Michal Jaegermann michal at harddata.com
Wed Dec 20 23:22:40 UTC 2006


On Wed, Dec 20, 2006 at 09:57:52PM +0000, Paul wrote:
> 
> Currently, I have a pile of /dev/hdX's in my fstab file. Do I just
> rename these as /dev/sdX

I would rather suggest that you replace those with
LABEL=<my_label_for_/dev/hdX_here> if these have ext2/ext3
file systems (or anything else which can be labelled).
If you never bothered to put labels on these, or you want
to change them then this can be done quickly with the following
script:

#!/bin/bash

# read from stdin pairs 'volume_name label' and label ext2/ext3
# file system with these data

me=$(basename $0)

while read dev lab ; do
    echo tune2fs -L $lab $dev   # just a visual check
    tune2fs -L $lab $dev
done
exit

You make files with lines like

/dev/hda5 home_my_home

and later you feed data from that file into the script above.

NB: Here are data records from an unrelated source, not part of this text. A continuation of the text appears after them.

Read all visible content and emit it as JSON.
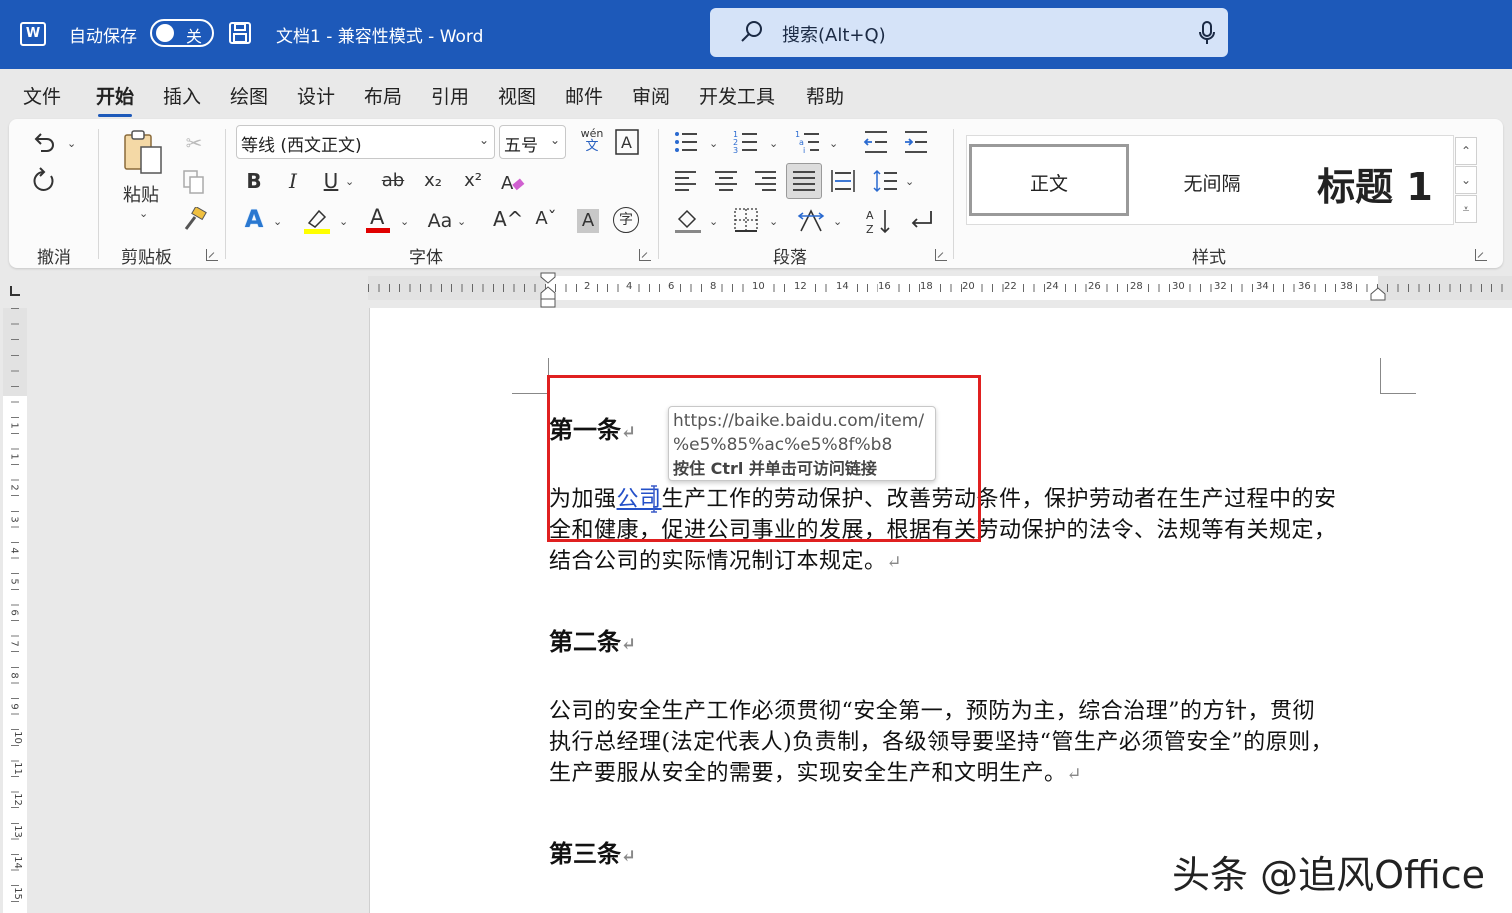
{
  "titlebar": {
    "logo": "W",
    "autosave_label": "自动保存",
    "autosave_state": "关",
    "doc_title": "文档1  -  兼容性模式  -  Word",
    "search_placeholder": "搜索(Alt+Q)",
    "accent": "#1d59b9"
  },
  "menu": {
    "tabs": [
      "文件",
      "开始",
      "插入",
      "绘图",
      "设计",
      "布局",
      "引用",
      "视图",
      "邮件",
      "审阅",
      "开发工具",
      "帮助"
    ],
    "active": "开始"
  },
  "ribbon": {
    "groups": {
      "undo": "撤消",
      "clipboard": "剪贴板",
      "font": "字体",
      "paragraph": "段落",
      "styles": "样式"
    },
    "paste_label": "粘贴",
    "font_name": "等线 (西文正文)",
    "font_size": "五号",
    "phonetic_label": "wén",
    "phonetic_sub": "文",
    "buttons": {
      "bold": "B",
      "italic": "I",
      "underline": "U",
      "strike": "ab",
      "subscript": "x₂",
      "superscript": "x²",
      "font_color": "A",
      "change_case": "Aa",
      "grow": "A^",
      "shrink": "Aˇ",
      "char_shading": "A",
      "enclose": "字",
      "text_effect": "A"
    },
    "styles": [
      "正文",
      "无间隔",
      "标题 1"
    ],
    "highlight_color": "#ffff00",
    "font_color_bar": "#e00000"
  },
  "ruler": {
    "numbers": [
      "2",
      "4",
      "6",
      "8",
      "10",
      "12",
      "14",
      "16",
      "18",
      "20",
      "22",
      "24",
      "26",
      "28",
      "30",
      "32",
      "34",
      "36",
      "38"
    ],
    "vnumbers": [
      "1",
      "1",
      "2",
      "3",
      "4",
      "5",
      "6",
      "7",
      "8",
      "9",
      "10",
      "11",
      "12",
      "13",
      "14",
      "15",
      "16"
    ]
  },
  "document": {
    "h1": "第一条",
    "p1_before_link": "为加强",
    "p1_link": "公司",
    "p1_line1_after": "生产工作的劳动保护、改善劳动条件，保护劳动者在生产过程中的安",
    "p1_line2": "全和健康，促进公司事业的发展，根据有关劳动保护的法令、法规等有关规定，",
    "p1_line3": "结合公司的实际情况制订本规定。",
    "h2": "第二条",
    "p2_line1": "公司的安全生产工作必须贯彻“安全第一，预防为主，综合治理”的方针，贯彻",
    "p2_line2": "执行总经理(法定代表人)负责制，各级领导要坚持“管生产必须管安全”的原则，",
    "p2_line3": "生产要服从安全的需要，实现安全生产和文明生产。",
    "h3": "第三条",
    "para_mark": "↵"
  },
  "tooltip": {
    "url_line1": "https://baike.baidu.com/item/",
    "url_line2": "%e5%85%ac%e5%8f%b8",
    "hint": "按住 Ctrl 并单击可访问链接"
  },
  "watermark": "头条 @追风Office"
}
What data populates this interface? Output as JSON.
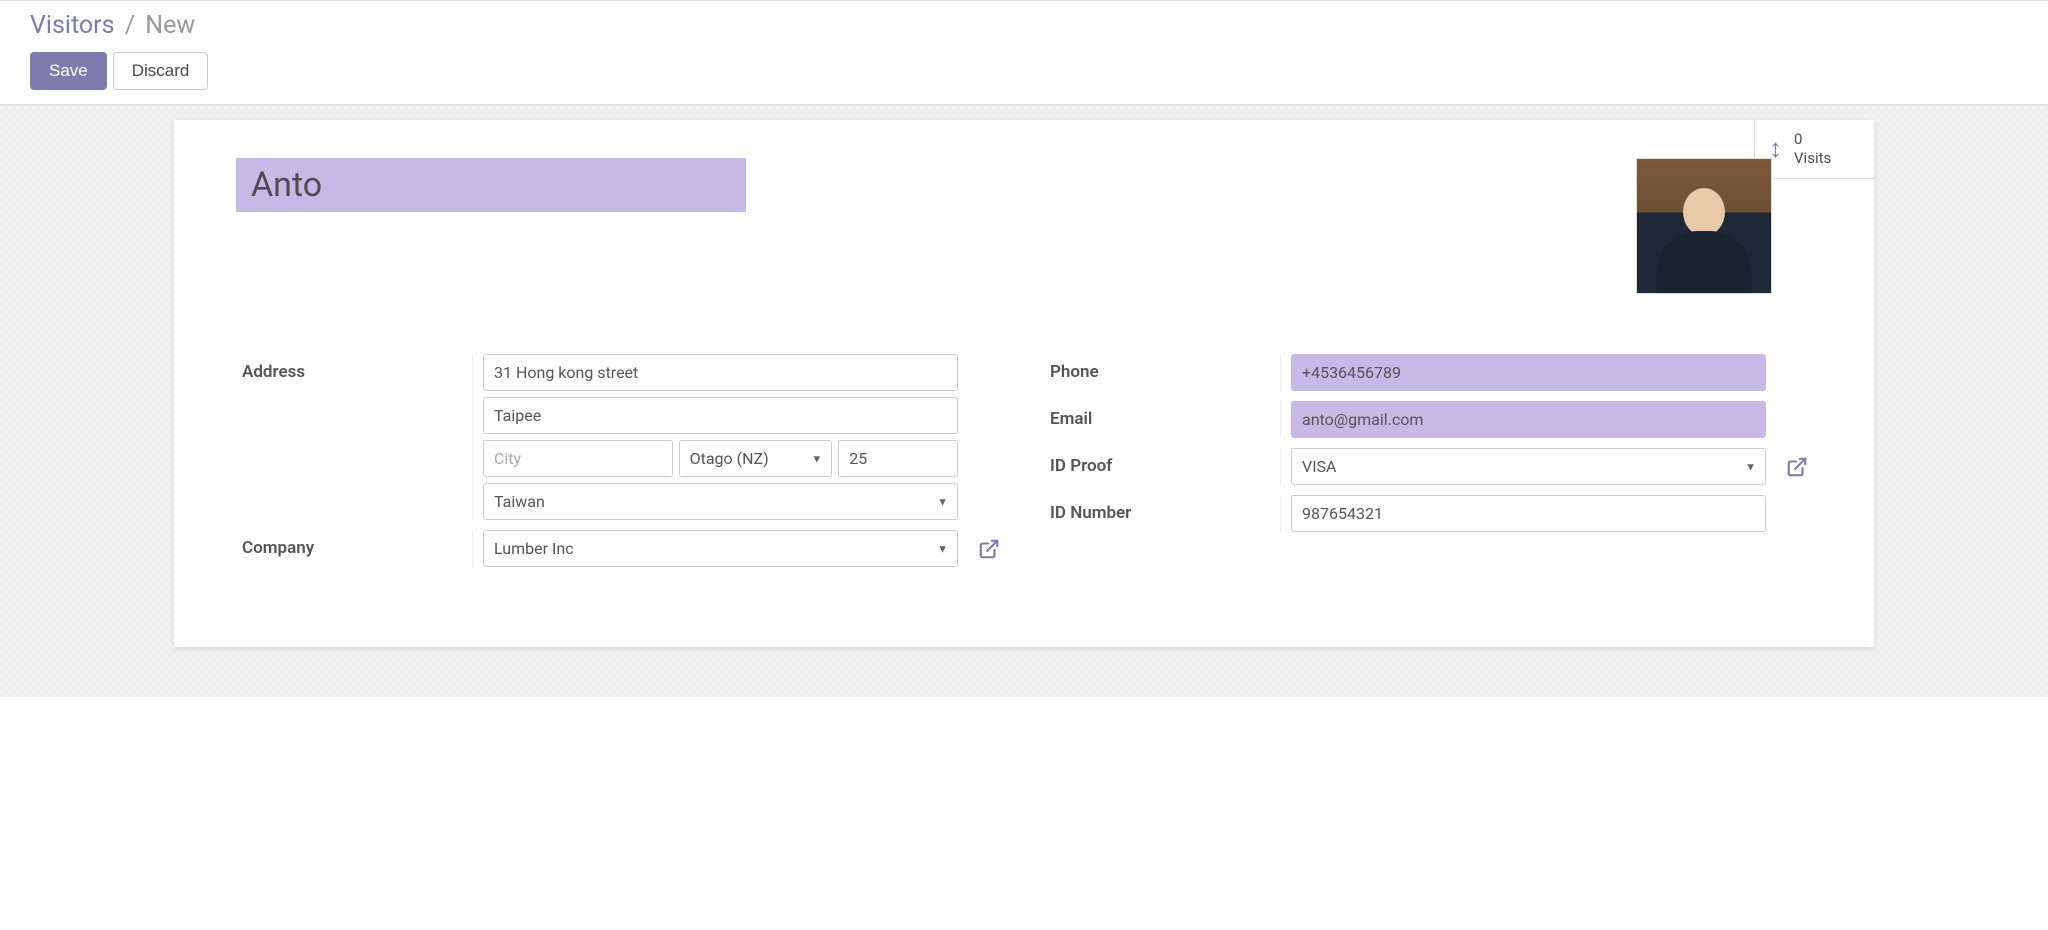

You can put also a label on a swap but for that you have
to do 'swapoff -a' followed with 'mkswap -L ...' with a label you
want and 'swapon -a'.

> and what do I need to do in my grub file to get
> things to work?

Change in /etc/grub.conf 'root=/dev/hdX' to 'root=LABEL=<label_for_/>'
I am not sure if anything in initrd is using particular labels.
Redoing initrd after those changes seems to be prudent and at least
not harmful. :-)

With that you should be able to boot does not matter how kernel
is calling your devices.

OTOH I do not know how LVM will take to name changes; so if some of
your partitions are on LVM volumes then booting may turn out to be
"interesting".  Just guessing here but files in /etc/lvm/archive/
are using "hard" names although those places are commented with
"# Hint only" so possibly this is ok too.